10:54 Et vous dites "j'ai découvert une sensualité sur scène que je n'ai pas du tout dans la vraie vie parce que je ne connais rien au sexe."
10:59 Oui, ça c'est vrai.
11:02 C'est vrai que vous ne connaissez rien au sexe ou c'est vrai que vous avez une sensualité ?
11:06 Tout est vrai.
11:08 Bach ou Chopin ?
11:10 Chopin.
11:11 Barbara ou Brel ?
11:15 C'est horrible.
11:20 B.
11:21 B.
11:22 Pink Floyd ou Led Zeppelin ?
11:24 Pink Floyd.
11:25 Aya Nakamura qui chanterait Piaf au J.O. C'est bien ?
11:29 Bien sûr.
11:31 Vous mentez souvent, Zao Tsagasang ?
11:35 Une époque, oui. J'ai appris à m'arrêter.

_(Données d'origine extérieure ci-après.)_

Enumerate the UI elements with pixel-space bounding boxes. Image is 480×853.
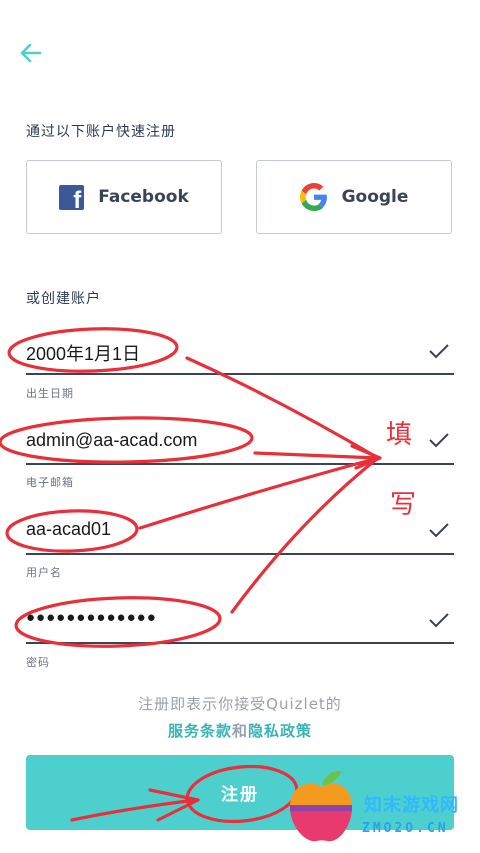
quick-signup-label: 通过以下账户快速注册 bbox=[26, 124, 176, 140]
terms-links: 服务条款和隐私政策 bbox=[0, 720, 480, 741]
annotation-arrow bbox=[138, 456, 380, 530]
password-caption: 密码 bbox=[26, 656, 50, 669]
email-field[interactable]: admin@aa-acad.com bbox=[26, 430, 197, 451]
birthdate-field[interactable]: 2000年1月1日 bbox=[26, 340, 140, 366]
password-field[interactable]: ●●●●●●●●●●●●● bbox=[26, 609, 157, 626]
email-underline bbox=[26, 463, 454, 465]
birthdate-underline bbox=[26, 373, 454, 375]
google-icon bbox=[299, 183, 327, 211]
username-field[interactable]: aa-acad01 bbox=[26, 519, 111, 540]
create-account-label: 或创建账户 bbox=[26, 291, 101, 307]
facebook-label: Facebook bbox=[98, 187, 189, 207]
check-icon bbox=[429, 613, 449, 628]
username-caption: 用户名 bbox=[26, 566, 62, 579]
check-icon bbox=[429, 523, 449, 538]
check-icon bbox=[429, 433, 449, 448]
terms-and-text: 和 bbox=[231, 722, 248, 740]
signup-button-label: 注册 bbox=[221, 785, 259, 805]
facebook-signup-button[interactable]: f Facebook bbox=[26, 160, 222, 234]
terms-text: 注册即表示你接受Quizlet的 bbox=[138, 695, 342, 713]
signup-button[interactable]: 注册 bbox=[26, 755, 454, 830]
annotation-arrow bbox=[230, 456, 380, 614]
annotation-note: 填 bbox=[386, 420, 413, 450]
birthdate-caption: 出生日期 bbox=[26, 387, 74, 400]
password-underline bbox=[26, 642, 454, 644]
facebook-icon: f bbox=[59, 184, 85, 210]
google-signup-button[interactable]: Google bbox=[256, 160, 452, 234]
arrow-left-icon bbox=[20, 43, 42, 63]
username-underline bbox=[26, 553, 454, 555]
terms-of-service-link[interactable]: 服务条款 bbox=[168, 722, 232, 740]
annotation-arrow bbox=[253, 451, 380, 460]
annotation-note: 写 bbox=[390, 490, 417, 520]
email-caption: 电子邮箱 bbox=[26, 476, 74, 489]
check-icon bbox=[429, 344, 449, 359]
back-button[interactable] bbox=[14, 36, 48, 70]
google-label: Google bbox=[341, 187, 409, 207]
privacy-policy-link[interactable]: 隐私政策 bbox=[248, 722, 312, 740]
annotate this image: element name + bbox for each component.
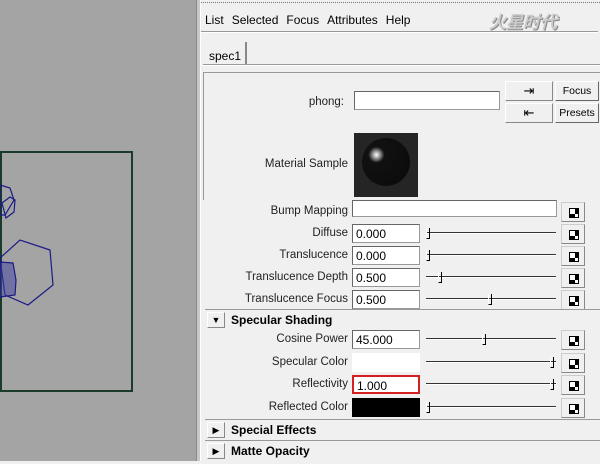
- bump-mapping-label: Bump Mapping: [270, 205, 348, 217]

11:39 La fumette, c'est fini ?
11:41 Oui, en tout cas ça arrivait une fois tous les 4 mois.
11:45 Vous votez ?
11:46 Oui.
11:47 Liberté, égalité, fraternité, vous choisissez quel mot ?
11:51 En liberté.
11:53 Et Dieu dans tout ça ?
11:55 Ouh là, moi ce n'est vraiment pas mon compagnon de bord.
12:01 C'est une réponse parfaite, c'est acceptable.
12:05 Vous serez donc ce soir et on va tous vous écouter à 20h au studio 104 de la Maison de la Radio pour ce concert exclusif accompagné de l'orchestre philharmonique de Radio France sous la direction de Dylan Corlay et présenté par Laurent Goumard.
12:17 Merci beaucoup, Zao Tsagasang.